If you want to output the results to another task it's kind of tough
We realise that it's a bad experience and we want to fix it
I was thinking the other day that it would actually be possible to do joins like that in a fault tolerance way by manually acking, only after the join is made and a segment is output
Hopefully you can take these hacks out after 0.10.0 anyway
It's a bit hard to estimate at the moment. Hope is in the next couple of months, but it could take longer
I could see it taking less
When a workflow creates two segments, from a single segment, as a result of a fork do they share an ID? How does the input ack these segments?
@acron: Onyx tracks the entire tree of messages, so it is aware of what message created what message(s).
@gardnervickers: Say we did use an intermediate persistence to aggregate segments, assuming we had an 'input' task reading the aggregation back in as a segment, would it matter what ID that new segment had? Would it need to relate to the old segments?
After you successfully persist to (say kafka), the root segment would be fully acked for that part of the workflow and not be part of Onyx’s message guarantee’s, instead being part of Kafka’s. When you read from that Kafka topic again, it would essentially be a new segment with no ties to the old one.
However, if the segment is lost in the second workflow it will be replayed from Kafka, so you still wont loose messages.
To onyx, they will appear as two separate sources
@acron generally, although not if that peer fails and another peer restores from a checkpoint
Have any of you experienced problems with aeron segfaulting the jvm - when running 2 or more peers when scaling up using docker-compose ?
so far it only happens with peer #2 when having a 2 peers cluster.

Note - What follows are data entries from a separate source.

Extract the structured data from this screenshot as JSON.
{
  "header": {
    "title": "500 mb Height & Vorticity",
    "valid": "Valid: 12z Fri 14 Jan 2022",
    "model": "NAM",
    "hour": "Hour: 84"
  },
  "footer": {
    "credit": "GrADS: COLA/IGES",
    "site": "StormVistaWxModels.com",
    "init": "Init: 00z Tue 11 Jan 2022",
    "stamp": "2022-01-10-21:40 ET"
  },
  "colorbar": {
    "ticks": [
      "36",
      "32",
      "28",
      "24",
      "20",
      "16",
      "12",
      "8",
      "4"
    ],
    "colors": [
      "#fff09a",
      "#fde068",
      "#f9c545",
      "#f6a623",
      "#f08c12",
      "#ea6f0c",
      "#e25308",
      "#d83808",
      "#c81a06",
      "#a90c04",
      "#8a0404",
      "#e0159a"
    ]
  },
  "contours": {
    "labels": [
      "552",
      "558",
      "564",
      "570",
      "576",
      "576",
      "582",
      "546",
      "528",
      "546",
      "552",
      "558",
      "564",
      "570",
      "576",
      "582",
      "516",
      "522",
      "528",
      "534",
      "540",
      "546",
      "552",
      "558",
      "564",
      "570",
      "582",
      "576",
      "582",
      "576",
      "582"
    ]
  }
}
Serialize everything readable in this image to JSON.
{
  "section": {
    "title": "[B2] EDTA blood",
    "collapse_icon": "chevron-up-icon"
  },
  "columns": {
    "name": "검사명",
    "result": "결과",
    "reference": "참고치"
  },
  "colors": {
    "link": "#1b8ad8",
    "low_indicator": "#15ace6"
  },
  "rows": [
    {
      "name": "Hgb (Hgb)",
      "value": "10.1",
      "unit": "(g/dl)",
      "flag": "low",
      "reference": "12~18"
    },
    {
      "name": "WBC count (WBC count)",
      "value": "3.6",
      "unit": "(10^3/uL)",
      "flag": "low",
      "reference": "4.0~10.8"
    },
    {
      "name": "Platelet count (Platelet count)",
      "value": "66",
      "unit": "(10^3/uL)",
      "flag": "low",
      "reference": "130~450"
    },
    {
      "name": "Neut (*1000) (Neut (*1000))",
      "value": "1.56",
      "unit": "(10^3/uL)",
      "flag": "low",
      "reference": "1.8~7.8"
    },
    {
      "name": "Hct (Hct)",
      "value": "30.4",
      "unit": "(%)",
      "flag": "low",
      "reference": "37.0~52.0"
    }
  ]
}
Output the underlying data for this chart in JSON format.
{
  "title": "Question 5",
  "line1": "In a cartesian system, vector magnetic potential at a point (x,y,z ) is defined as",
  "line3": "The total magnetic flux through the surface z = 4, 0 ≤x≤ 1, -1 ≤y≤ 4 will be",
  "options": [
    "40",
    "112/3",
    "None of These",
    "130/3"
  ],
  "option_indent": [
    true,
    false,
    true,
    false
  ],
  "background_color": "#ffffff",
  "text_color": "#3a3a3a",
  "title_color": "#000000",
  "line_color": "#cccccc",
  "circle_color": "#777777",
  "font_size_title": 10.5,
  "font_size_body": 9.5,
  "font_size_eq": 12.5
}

@zamaterian: My guess is that the amount of shared memory for the containers are getting depleted.
thx ok, will look into it. btw I have simple workflow an seq with 10000 entries all are unique no duplicates, and an out which is an kafka writer. When peer 2 crashes the kafka topic ends up with containing duplicated entries. Shouldn’t onyx prevents that from happening ? Or have I misunderstod something..
@zamaterian: Is the task that does the writing windowed? Only windowed tasks shield you from duplicates.
Deduplication is relatively expensive, so it's not provided unless you turn it on.
And that is done using windowing thereby bookkeeper ?
thx will look into that
Correct
@zamaterian: Note that there's nothing that can be done from any task, windowed or not, from trying to write to Kafka, then crashing, then recovery and writing again. Kafka doesn't have a transactional writer, so either way you need to deal with duplicates there.
Is there a recommended way to do fan-in from multiple tasks? (IE beyond just aggregating output segments from one task)
Fan-in (otherwise known as stream joins) are supported by Onyx's aggregations
We don't have another platform-level way to do that currently
@dg: Incidentally I'm working on a streaming joins application in Onyx for a client right now. There are enough application level obscurities that any solution we put directly in Onyx wouldn't be enough.